A report on the north Wales child abuse scandal was not published for 17 years because of concerns over libel and compensation claims, an MP has said.
Ann Clwyd told the Commons that council insurers had warned that publication of theJillings report would encourage court cases and compensation claims.
The report found evidence of “extensive abuse” over a “substantial” number of years in north east Wales care homes.
It said that at least 12 young people died from unnatural causes.
On Thursday Ms Clwyd, the Labour MP for Cynon Valley, said that had the report been published at the time “it would have sounded alarm bells and things would have moved much faster”.

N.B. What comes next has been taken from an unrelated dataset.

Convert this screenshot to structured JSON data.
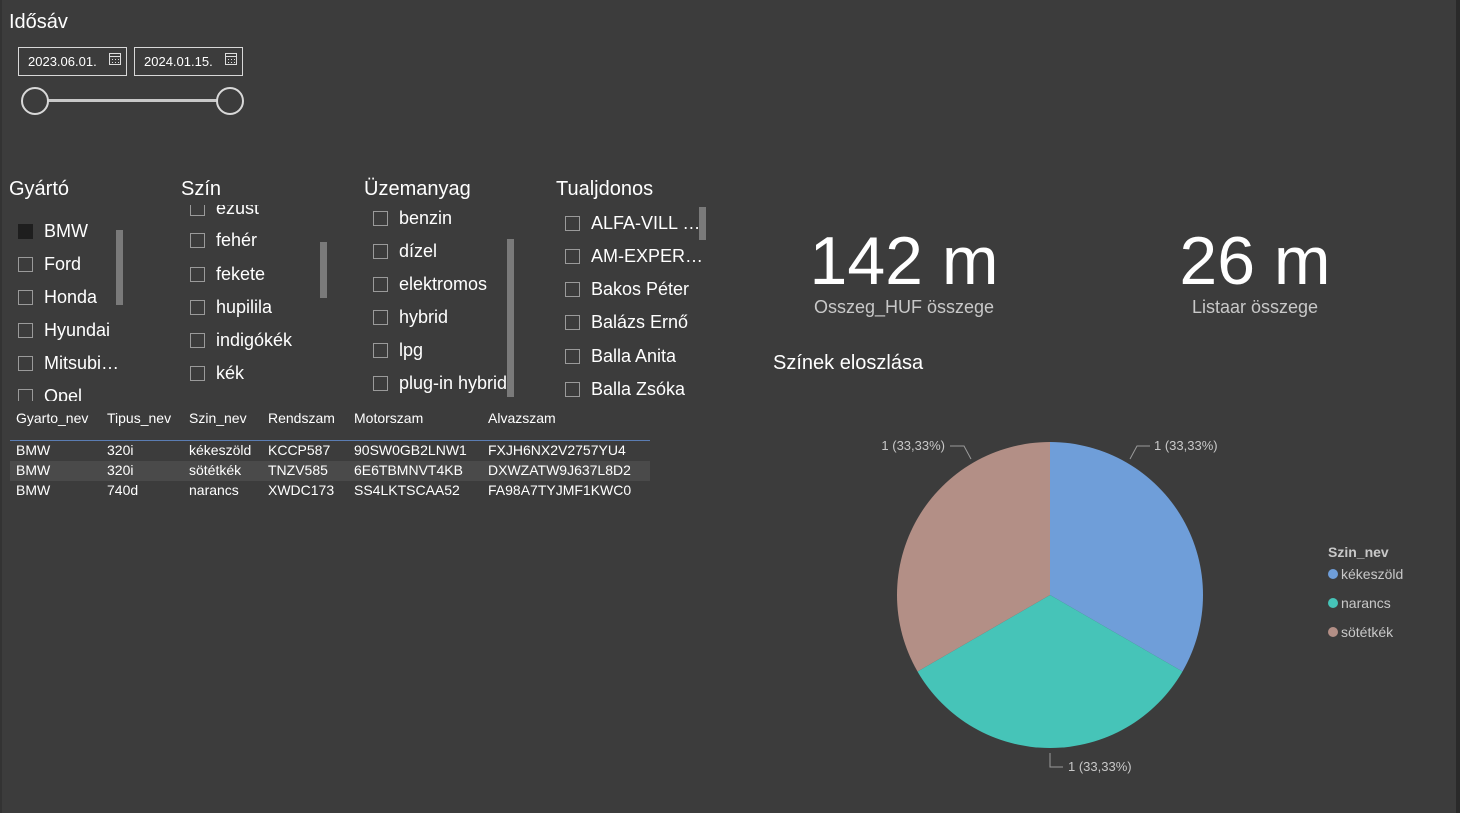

“The report, limited to 12 copies only, was virtually unseen by committee or council members and was pulped,” she said.
“The insurers suggested that the chair of the council’s social services committee – Malcolm King, a brave and determined whistleblower – should be sacked if he spoke out.
“They wrote: ‘Draconian as it may seem, you may have to consider with the elected members whether they wish to remove him from office if he insists on having the freedom to speak’.”
Ms Clwyd wants ministers to bring forward a bill to reform insurance company influence.
“It is a matter of concern that insurance companies can still exert adverse influence on any inquiry or report into complaints about children in the care of local authorities,” she said
Justice Minister Caroline Dinenage said she could understand the disappointment that a previous government failed to take forward recommendations in a Law Commission report in 2004.
“However, there have been a number of changes in both the insurance industry and in statutory framework around inquiries since then,” she added.